Mongabay.co.id

Pentingnya Pembaruan Data Sampah Plastik untuk Pengendalian Produksi di Laut

 

Komitmen bersama terus dikumandangkan oleh Pemerintah Indonesia bersama pihak lain yang melihat permasalahan sampah plastik di wilayah perairan laut Indonesia. Komitmen itu, ditunjukkan dengan kerja sama yang semakin erat antara instansi Pemerintahan dan non Pemerintahan yang ada di Indonesia saat ini.

Kementerian Koordinator Bidang Kemaritiman dan Investasi (Kemenko Marves) yang berperan sebagai pemimpin untuk penanganan sampah laut, terus menginisiasi semua pihak untuk meningkatkan kepeduliaannya terhadap permasalahan tersebut. Termasuk, dengan melakukan pembaruan data sampah di laut yang ada di Indonesia.
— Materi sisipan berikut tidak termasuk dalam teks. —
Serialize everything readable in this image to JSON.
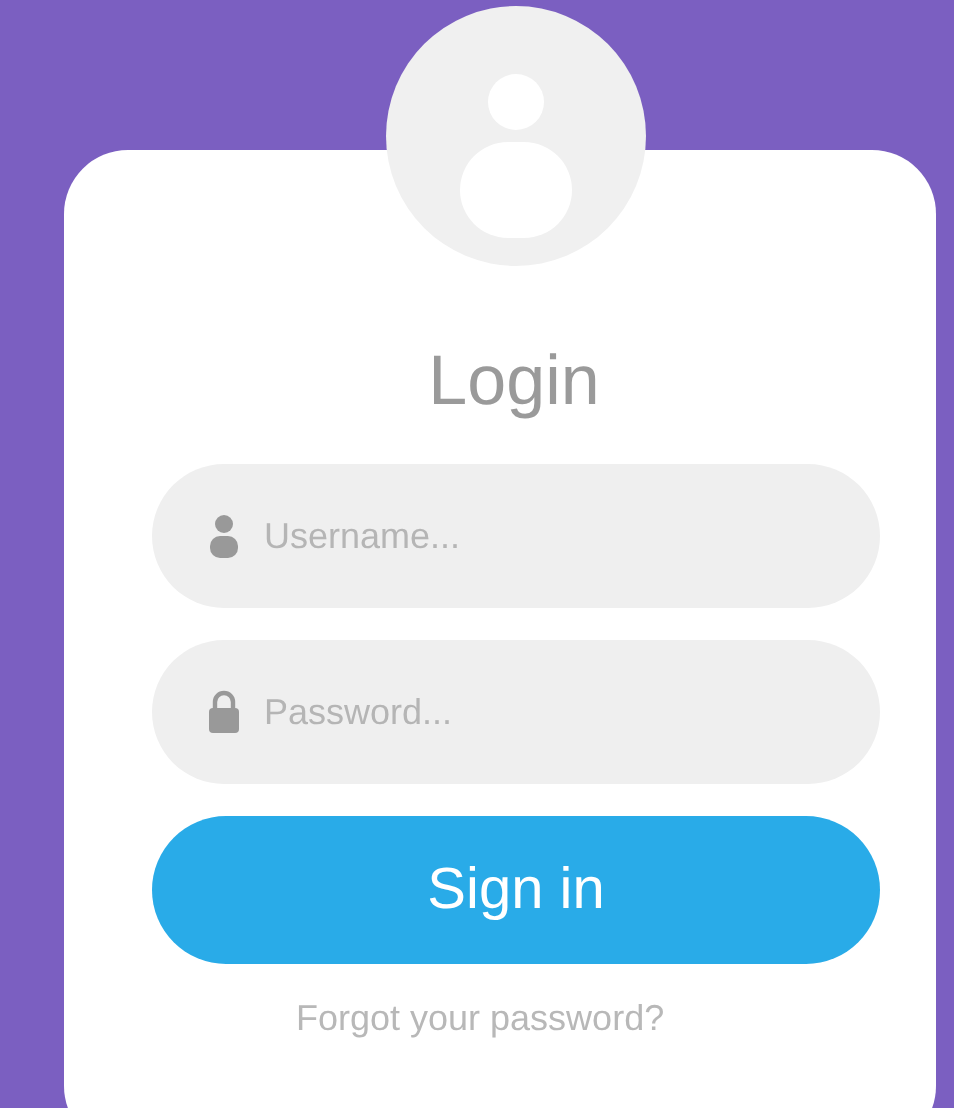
{
  "title": "Login",
  "fields": [
    {
      "kind": "user",
      "placeholder": "Username..."
    },
    {
      "kind": "lock",
      "placeholder": "Password..."
    }
  ],
  "button": "Sign in",
  "link": "Forgot your password?"
}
Menteri Koordinator Bidang Marves Luhut Binsar Pandjaitan mengatakan, pembaruan data sangat penting untuk dilakukan Indonesia, karena pada 2015 Nusantara sudah disebutkan dalam hasil penelitian Jenna Jambeck sebagai negara penyumpang sampah laut terbesar kedua di dunia. Sementara, penyumbang utamanya tidak lain adalah Tiongkok.
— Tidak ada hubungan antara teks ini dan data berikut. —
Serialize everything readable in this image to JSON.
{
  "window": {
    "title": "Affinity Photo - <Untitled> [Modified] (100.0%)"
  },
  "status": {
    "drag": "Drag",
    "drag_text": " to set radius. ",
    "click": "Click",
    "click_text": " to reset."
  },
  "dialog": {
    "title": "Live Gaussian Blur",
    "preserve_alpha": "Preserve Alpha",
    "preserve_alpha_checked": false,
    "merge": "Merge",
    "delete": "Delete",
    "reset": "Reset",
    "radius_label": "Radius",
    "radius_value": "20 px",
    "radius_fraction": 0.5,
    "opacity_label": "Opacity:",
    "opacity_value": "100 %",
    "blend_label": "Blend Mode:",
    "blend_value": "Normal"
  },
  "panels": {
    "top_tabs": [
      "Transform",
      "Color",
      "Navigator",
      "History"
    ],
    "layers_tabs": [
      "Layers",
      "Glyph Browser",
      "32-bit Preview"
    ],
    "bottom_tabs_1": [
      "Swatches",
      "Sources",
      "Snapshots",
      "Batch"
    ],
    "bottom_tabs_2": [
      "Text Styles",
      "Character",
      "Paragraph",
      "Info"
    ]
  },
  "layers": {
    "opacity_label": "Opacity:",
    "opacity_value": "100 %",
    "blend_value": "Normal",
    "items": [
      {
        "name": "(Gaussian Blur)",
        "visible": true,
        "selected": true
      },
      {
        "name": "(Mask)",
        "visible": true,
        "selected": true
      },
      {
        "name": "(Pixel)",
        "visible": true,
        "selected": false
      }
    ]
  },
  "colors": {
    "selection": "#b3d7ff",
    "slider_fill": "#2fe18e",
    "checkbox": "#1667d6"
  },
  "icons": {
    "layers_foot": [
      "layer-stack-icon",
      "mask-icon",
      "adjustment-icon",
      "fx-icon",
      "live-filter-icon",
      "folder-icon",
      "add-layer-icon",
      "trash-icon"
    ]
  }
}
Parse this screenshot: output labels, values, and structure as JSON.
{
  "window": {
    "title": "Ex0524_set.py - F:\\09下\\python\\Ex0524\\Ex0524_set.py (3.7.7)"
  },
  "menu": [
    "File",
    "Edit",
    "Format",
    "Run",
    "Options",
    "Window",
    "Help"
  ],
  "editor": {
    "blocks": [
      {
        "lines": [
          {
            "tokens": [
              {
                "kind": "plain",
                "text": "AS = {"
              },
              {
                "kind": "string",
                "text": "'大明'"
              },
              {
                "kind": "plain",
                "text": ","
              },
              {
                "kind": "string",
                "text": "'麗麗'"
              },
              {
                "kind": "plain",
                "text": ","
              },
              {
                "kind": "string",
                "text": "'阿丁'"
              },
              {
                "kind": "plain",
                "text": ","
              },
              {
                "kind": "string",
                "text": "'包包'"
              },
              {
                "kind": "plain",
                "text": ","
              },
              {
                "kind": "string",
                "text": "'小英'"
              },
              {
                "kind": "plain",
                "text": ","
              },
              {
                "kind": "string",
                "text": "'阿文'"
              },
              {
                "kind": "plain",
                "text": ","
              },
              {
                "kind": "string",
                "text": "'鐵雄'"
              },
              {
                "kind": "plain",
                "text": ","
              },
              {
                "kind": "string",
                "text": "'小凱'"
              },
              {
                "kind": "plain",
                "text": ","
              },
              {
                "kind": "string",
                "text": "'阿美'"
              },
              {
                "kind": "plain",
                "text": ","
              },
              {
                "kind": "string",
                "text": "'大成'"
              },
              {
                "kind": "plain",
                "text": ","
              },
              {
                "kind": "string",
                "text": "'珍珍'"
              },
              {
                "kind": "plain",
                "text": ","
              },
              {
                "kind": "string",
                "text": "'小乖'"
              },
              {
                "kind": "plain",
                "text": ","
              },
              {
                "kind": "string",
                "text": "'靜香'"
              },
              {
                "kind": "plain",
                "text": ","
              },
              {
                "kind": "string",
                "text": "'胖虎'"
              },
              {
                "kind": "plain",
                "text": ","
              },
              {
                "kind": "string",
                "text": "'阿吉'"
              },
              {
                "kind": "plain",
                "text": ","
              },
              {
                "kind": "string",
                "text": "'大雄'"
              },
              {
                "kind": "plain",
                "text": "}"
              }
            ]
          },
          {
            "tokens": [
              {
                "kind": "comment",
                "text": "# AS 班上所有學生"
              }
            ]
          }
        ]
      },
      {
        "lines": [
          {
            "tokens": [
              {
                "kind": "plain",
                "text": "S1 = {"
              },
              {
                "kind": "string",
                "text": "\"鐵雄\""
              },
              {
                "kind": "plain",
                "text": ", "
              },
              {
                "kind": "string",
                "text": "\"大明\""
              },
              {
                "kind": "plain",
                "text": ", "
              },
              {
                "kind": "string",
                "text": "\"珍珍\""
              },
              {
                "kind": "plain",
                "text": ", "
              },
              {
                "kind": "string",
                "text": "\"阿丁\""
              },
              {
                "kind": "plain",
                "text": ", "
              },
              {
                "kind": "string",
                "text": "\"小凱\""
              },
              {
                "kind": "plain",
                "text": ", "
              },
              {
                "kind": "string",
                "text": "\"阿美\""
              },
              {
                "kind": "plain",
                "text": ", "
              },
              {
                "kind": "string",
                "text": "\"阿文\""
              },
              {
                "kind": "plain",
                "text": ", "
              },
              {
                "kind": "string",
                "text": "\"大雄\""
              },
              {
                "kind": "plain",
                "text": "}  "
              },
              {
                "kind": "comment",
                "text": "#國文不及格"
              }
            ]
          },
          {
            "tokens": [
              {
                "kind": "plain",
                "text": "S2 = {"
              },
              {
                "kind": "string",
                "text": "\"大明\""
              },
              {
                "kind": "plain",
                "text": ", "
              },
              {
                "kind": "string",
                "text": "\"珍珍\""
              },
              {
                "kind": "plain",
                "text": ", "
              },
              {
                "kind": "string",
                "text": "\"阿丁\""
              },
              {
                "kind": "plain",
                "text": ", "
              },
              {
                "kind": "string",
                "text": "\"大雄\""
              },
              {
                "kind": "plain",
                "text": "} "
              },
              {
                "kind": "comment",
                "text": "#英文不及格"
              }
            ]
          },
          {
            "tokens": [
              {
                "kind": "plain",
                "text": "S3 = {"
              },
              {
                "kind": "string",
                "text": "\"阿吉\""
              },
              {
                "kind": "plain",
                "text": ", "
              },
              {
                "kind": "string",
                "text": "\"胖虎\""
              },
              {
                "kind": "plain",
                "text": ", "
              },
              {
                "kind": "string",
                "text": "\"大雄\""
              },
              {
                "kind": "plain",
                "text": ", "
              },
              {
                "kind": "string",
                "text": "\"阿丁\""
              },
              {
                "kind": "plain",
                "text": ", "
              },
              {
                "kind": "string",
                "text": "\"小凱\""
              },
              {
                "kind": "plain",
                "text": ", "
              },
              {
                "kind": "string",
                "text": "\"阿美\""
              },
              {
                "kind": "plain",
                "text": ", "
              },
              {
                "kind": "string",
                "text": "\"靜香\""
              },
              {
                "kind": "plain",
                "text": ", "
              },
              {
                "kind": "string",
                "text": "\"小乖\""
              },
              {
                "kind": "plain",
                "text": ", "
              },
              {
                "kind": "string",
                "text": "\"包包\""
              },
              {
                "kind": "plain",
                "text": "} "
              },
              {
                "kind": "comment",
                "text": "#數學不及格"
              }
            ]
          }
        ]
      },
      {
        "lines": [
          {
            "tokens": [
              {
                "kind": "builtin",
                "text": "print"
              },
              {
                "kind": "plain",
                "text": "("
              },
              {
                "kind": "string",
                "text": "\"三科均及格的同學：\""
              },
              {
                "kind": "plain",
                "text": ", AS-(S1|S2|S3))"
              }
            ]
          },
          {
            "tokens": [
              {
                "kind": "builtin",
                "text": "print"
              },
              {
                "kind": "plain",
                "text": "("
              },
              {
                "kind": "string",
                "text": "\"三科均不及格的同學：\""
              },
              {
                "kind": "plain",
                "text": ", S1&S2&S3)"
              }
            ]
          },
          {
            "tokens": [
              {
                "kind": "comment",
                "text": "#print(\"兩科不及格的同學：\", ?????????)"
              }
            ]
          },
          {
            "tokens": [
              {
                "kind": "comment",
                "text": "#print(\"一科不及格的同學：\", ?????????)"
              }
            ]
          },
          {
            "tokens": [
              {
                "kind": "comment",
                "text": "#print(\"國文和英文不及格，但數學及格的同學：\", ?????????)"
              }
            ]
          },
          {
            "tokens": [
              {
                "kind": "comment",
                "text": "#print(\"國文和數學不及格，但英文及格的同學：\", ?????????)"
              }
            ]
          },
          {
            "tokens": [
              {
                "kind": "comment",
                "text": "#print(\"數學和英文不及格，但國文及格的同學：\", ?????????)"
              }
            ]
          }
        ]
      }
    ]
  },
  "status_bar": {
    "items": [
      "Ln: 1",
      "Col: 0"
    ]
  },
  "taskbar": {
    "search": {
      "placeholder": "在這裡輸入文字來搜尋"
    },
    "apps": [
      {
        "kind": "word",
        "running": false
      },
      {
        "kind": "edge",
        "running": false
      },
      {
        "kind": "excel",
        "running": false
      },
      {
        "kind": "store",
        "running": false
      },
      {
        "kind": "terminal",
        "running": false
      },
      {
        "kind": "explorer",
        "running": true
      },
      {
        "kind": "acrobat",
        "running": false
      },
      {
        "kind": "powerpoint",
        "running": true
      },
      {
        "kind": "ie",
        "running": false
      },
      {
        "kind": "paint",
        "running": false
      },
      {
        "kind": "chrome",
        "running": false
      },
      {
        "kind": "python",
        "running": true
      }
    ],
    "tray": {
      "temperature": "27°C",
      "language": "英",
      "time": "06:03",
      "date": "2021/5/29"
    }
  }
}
“Dari penelitian tersebut, Indonesia menyumbang 0,48 sampai 1,29 juta ton sampah laut setiap tahunnya,” ungkap dia di Jakarta, pekan lalu.

baca : Dunia Satukan Tekad Bersihkan Lautan dari Sampah Plastik

 

Sampah di sepanjang pantai Muncar, Banyuwangi, Jatim, pada akhir Juni 2019. Selain di pesisir, sampah juga ada di perairan laut Muncar yang mempengaruhi nelayan mendapatkan ikan. Foto : Anton Wisuda/Mongabay Indonesia

 

Data tersebut, meski akurat karena didapat dari hasil riset, namun tetap perlu pembaruan yang dilakukan sendiri oleh Indonesia. Tujuan dari pembaruan itu, adalah untuk menjelaskan berapa volume sampah laut yang berhasil diproduksi Indonesia untuk sekarang.
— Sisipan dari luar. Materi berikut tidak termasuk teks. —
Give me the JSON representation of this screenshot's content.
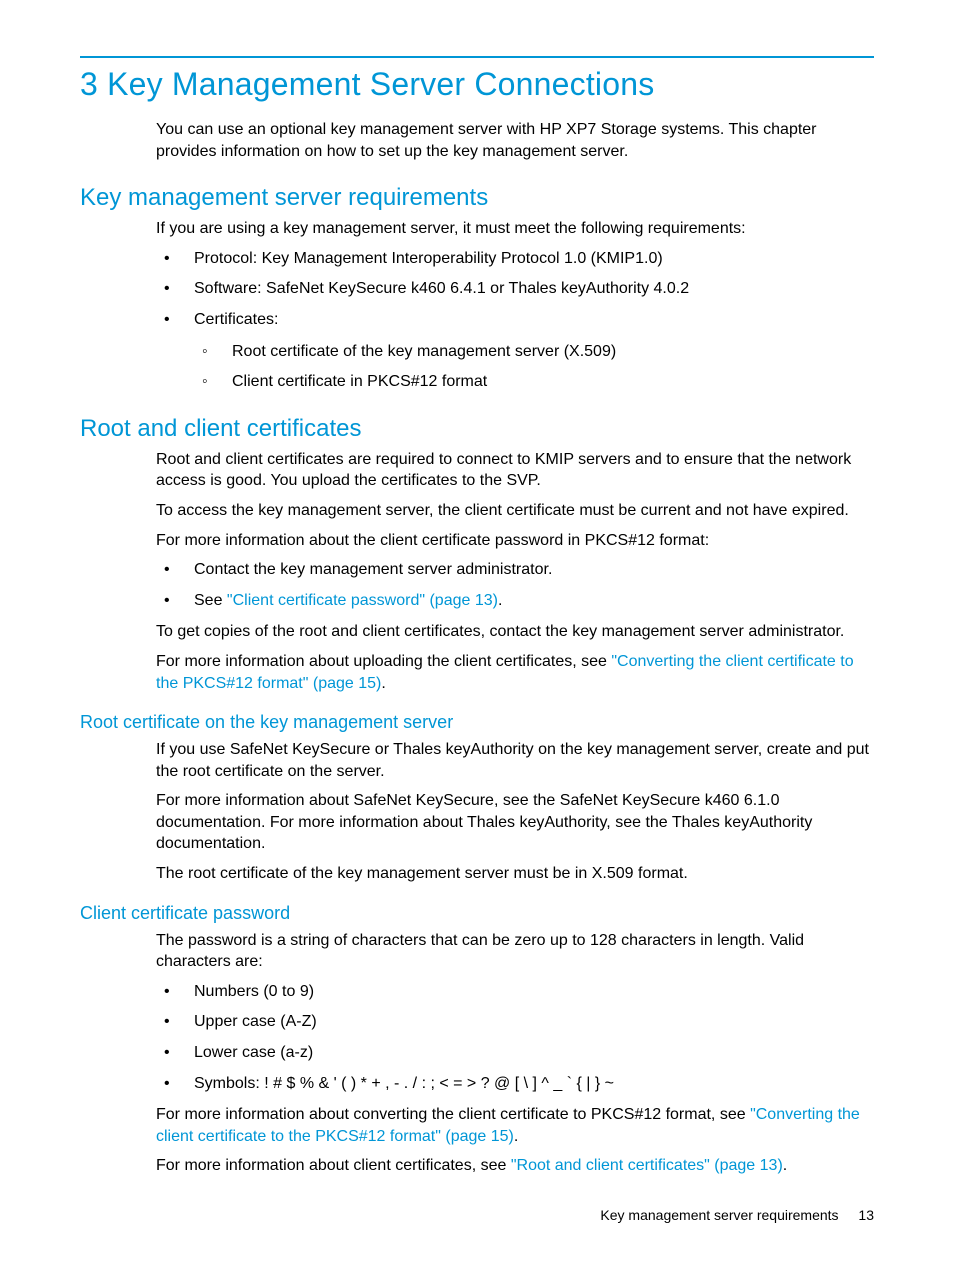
{
  "chapter_title": "3 Key Management Server Connections",
  "intro": "You can use an optional key management server with HP XP7 Storage systems. This chapter provides information on how to set up the key management server.",
  "sec_requirements": {
    "heading": "Key management server requirements",
    "lead": "If you are using a key management server, it must meet the following requirements:",
    "items": {
      "protocol": "Protocol: Key Management Interoperability Protocol 1.0 (KMIP1.0)",
      "software": "Software: SafeNet KeySecure k460 6.4.1 or Thales keyAuthority 4.0.2",
      "certs_label": "Certificates:",
      "cert_root": "Root certificate of the key management server (X.509)",
      "cert_client": "Client certificate in PKCS#12 format"
    }
  },
  "sec_rootclient": {
    "heading": "Root and client certificates",
    "p1": "Root and client certificates are required to connect to KMIP servers and to ensure that the network access is good. You upload the certificates to the SVP.",
    "p2": "To access the key management server, the client certificate must be current and not have expired.",
    "p3": "For more information about the client certificate password in PKCS#12 format:",
    "b1": "Contact the key management server administrator.",
    "b2_prefix": "See ",
    "b2_link": "\"Client certificate password\" (page 13)",
    "b2_suffix": ".",
    "p4": "To get copies of the root and client certificates, contact the key management server administrator.",
    "p5_prefix": "For more information about uploading the client certificates, see ",
    "p5_link": "\"Converting the client certificate to the PKCS#12 format\" (page 15)",
    "p5_suffix": "."
  },
  "sec_rootcert": {
    "heading": "Root certificate on the key management server",
    "p1": "If you use SafeNet KeySecure or Thales keyAuthority on the key management server, create and put the root certificate on the server.",
    "p2": "For more information about SafeNet KeySecure, see the SafeNet KeySecure k460 6.1.0 documentation. For more information about Thales keyAuthority, see the Thales keyAuthority documentation.",
    "p3": "The root certificate of the key management server must be in X.509 format."
  },
  "sec_password": {
    "heading": "Client certificate password",
    "p1": "The password is a string of characters that can be zero up to 128 characters in length. Valid characters are:",
    "b1": "Numbers (0 to 9)",
    "b2": "Upper case (A-Z)",
    "b3": "Lower case (a-z)",
    "b4": "Symbols: ! # $ % & ' ( ) * + , - . / : ; < = > ? @ [ \\ ] ^ _ ` { | } ~",
    "p2_prefix": "For more information about converting the client certificate to PKCS#12 format, see ",
    "p2_link": "\"Converting the client certificate to the PKCS#12 format\" (page 15)",
    "p2_suffix": ".",
    "p3_prefix": "For more information about client certificates, see ",
    "p3_link": "\"Root and client certificates\" (page 13)",
    "p3_suffix": "."
  },
  "footer": {
    "title": "Key management server requirements",
    "page": "13"
  }
}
Menurut Luhut, dengan adanya pembaruan data, maka itu juga menjadi bentuk komitmen Pemerintah Indonesia untuk mewujudkan pengurangan sampah laut secara nasional hingga 70 persen pada 2025 mendatang. Upaya pembaruan sendiri dilakukan melalui riset sejak 2018 dengan melibatkan beberapa lembaga riset.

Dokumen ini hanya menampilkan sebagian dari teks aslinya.